Um dos citados pela jornalista é o Wall Street Journal, responsável pela reportagem da autoria de David Luhnow e Carrier Keller-Lynn que alegou que 10% dos funcionários da UNRWA (Agência da ONU para Refugiados Palestinos) estariam ligados ao Hamas e à Jihad Islâmica, enquanto 12 teriam supostamente participado da operação do Hamas em 7 de outubro — levando diversos países ocidentais a suspenderem seus repasses à agência.
“Quem é Carrier Keller-Lynn?
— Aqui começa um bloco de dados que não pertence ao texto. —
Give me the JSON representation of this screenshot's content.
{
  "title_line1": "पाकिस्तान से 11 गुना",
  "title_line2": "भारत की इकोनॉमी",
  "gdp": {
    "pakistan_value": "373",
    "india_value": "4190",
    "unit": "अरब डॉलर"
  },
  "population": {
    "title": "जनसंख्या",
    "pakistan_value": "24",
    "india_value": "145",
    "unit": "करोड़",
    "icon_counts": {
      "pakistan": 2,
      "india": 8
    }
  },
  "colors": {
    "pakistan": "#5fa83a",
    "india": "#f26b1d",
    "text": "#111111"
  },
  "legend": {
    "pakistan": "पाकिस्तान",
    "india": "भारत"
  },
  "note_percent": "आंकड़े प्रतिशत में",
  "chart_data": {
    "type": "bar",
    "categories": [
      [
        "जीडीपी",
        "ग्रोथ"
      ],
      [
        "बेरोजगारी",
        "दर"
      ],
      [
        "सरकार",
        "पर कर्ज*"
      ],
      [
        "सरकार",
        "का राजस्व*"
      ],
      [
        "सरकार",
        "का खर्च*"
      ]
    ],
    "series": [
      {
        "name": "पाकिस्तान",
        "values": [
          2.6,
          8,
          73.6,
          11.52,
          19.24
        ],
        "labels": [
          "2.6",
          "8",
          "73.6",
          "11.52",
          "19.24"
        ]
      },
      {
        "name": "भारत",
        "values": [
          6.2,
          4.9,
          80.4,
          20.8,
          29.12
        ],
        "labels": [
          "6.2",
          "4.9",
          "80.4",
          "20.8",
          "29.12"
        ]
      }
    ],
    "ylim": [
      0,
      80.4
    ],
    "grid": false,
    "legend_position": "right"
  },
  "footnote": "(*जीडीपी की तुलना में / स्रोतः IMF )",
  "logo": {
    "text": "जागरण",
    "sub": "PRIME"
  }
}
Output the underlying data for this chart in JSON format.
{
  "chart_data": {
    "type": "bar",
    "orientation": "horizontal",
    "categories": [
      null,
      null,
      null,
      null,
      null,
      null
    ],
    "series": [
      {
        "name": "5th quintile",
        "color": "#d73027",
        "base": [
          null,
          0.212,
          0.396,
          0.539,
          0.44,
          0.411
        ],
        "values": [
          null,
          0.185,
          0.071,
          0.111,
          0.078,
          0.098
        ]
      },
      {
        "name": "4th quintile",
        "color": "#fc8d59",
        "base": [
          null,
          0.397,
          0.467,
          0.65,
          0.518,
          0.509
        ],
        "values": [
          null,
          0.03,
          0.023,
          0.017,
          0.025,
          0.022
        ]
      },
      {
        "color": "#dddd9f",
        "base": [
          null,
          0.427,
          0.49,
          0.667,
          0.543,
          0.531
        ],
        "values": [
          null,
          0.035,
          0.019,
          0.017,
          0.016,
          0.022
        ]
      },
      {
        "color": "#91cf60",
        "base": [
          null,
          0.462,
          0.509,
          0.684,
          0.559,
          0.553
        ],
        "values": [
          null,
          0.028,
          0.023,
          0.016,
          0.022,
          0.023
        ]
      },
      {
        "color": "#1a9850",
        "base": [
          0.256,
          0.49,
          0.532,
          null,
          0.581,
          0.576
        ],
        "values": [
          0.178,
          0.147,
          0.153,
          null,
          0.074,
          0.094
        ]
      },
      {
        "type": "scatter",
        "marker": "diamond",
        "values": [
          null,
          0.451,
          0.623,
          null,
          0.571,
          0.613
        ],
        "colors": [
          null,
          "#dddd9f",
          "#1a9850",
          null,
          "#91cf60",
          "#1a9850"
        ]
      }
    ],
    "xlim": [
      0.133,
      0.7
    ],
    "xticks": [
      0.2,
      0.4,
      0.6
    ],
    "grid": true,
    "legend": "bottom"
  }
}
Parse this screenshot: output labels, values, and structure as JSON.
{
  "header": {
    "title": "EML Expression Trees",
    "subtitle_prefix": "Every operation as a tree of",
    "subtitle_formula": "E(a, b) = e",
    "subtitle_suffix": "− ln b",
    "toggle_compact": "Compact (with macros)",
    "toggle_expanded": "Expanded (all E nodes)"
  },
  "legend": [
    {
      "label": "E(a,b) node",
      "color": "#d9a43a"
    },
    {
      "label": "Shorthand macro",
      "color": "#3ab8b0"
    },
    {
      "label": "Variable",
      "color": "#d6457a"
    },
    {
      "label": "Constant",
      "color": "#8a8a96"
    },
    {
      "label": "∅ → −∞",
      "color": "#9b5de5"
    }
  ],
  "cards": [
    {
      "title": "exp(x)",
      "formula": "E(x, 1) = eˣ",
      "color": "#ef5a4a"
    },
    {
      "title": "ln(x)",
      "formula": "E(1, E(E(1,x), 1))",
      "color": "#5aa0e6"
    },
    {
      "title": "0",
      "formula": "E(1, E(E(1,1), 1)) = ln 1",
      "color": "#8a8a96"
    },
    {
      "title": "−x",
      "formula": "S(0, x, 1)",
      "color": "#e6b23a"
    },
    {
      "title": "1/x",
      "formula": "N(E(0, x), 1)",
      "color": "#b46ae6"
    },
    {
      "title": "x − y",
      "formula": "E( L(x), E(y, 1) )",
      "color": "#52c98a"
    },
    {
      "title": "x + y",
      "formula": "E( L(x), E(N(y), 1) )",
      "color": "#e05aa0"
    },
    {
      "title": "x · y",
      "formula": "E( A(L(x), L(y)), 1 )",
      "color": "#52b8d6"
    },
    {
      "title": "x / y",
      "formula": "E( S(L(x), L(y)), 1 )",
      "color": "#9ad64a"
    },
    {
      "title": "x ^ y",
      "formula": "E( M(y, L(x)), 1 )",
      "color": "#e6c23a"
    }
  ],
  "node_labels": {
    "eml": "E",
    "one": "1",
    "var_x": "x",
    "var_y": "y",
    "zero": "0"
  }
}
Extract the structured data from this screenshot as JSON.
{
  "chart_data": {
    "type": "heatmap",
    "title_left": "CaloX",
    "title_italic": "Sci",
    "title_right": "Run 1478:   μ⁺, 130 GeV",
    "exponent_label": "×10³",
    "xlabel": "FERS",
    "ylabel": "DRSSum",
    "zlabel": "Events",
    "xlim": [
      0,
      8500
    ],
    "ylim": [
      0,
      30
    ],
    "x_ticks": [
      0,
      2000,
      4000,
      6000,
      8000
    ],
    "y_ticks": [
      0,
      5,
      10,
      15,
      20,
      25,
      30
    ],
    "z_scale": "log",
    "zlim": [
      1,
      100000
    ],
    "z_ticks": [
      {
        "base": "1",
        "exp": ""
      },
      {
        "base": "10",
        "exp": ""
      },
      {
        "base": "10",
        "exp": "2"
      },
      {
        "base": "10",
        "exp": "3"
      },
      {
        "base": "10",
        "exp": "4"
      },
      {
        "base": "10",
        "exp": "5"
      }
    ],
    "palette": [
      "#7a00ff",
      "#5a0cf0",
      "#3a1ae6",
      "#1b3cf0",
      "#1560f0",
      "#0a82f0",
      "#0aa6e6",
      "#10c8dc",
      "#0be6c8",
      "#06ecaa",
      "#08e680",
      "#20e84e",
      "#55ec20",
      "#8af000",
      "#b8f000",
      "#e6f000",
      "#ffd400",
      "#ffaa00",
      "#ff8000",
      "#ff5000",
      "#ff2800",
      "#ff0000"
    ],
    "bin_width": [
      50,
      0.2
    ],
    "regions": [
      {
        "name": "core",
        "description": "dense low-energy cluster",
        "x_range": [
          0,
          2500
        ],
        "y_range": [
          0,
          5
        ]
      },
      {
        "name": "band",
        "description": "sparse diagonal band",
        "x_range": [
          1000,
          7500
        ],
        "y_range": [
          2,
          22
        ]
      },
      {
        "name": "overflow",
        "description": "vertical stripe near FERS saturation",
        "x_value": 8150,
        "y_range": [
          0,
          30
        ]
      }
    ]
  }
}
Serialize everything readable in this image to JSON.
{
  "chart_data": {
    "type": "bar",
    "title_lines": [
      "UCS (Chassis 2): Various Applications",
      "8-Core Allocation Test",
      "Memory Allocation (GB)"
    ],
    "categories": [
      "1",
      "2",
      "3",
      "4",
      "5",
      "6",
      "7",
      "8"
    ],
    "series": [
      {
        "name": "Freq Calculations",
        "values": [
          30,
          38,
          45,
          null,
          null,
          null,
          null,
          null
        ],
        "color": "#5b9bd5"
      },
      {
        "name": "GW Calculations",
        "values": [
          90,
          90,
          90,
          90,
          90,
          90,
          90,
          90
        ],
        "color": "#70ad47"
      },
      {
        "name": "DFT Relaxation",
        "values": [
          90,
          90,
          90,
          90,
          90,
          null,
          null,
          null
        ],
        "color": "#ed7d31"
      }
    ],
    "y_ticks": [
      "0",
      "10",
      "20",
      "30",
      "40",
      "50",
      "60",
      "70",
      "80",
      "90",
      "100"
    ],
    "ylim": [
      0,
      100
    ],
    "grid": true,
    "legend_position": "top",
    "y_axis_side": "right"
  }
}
É uma jornalista americana-israelense que serviu no exército de ocupação israelense em 2009 e que, numa entrevista, falou sobre seu ativismo anti-Palestina durante seus tempos universitários nos Estados Unidos”, contou Haddad.
Outro exemplo é a revista The Atlantic, que em uma de suas recentes matérias publicadas questionou os números de palestinos mortos e feridos, sobretudo de mulheres e crianças, divulgados pelo Escritório das Nações Unidas para Coordenação de Assuntos Humanitários (OCHA, por sua sigla em inglês) ao longo da guerra.
Em 17 de maio, o veículo publicou a matéria The UN’s Gaza Statistics Make No Sense (“As Estatísticas da ONU sobre Gaza Não Fazem Sentido”, em sua tradução), que, segundo Haddad, busca justificar “legalmente” a morte de crianças palestinas.
A jornalista árabe lembra que o editor-chefe de The Atlantic, Jeffrey Goldberg, chegou a ser voluntário em uma base militar de ocupação israelense na década de 90, e que serviu na prisão de Ktzi’ot: o maior centro de detenção de Israel durante a Primeira Intifada.
“Durante seu serviço militar, ele testemunhou e participou da tortura de palestinos detidos, assim como ele mesmo conta em seu livro Prisoners (Prisioneiros, em sua tradução)”, revelou a jornalista.
O último jornal mencionado foi o The New York Times, do qual Haddad contextualizou o histórico de quatro de seus funcionários ligados diretamente a Israel.
Ronan Berman, o correspondente do veículo em Tel Aviv, e responsável pela maioria das reportagens relacionadas à guerra em Gaza, já serviu o exército de ocupação israelense; Isabel Kershner, autora de uma matéria recentemente publicada prestigiando a participação de soldadas israelenses no conflito, tem atualmente dois filhos no exército de Tel Aviv; David Brooks, com um filho atuando nas Forças Armadas de Israel (IDF, por sua sigla em inglês), afirmou em 2014 ao Hareetz que “a guerra em Gaza provou ao meu filho que servir às IDF estava correto”; e Joe Kahn, filho de um dos integrantes da CAMERA (Comitê de Precisão em Relatórios do Oriente Médio na América, organização norte-americana pró-Israel de monitoramento de mídia), Leo Kahn, trabalha como editor-executivo do NYT e é responsável por determinar a maioria do conteúdo veiculado pelo jornal.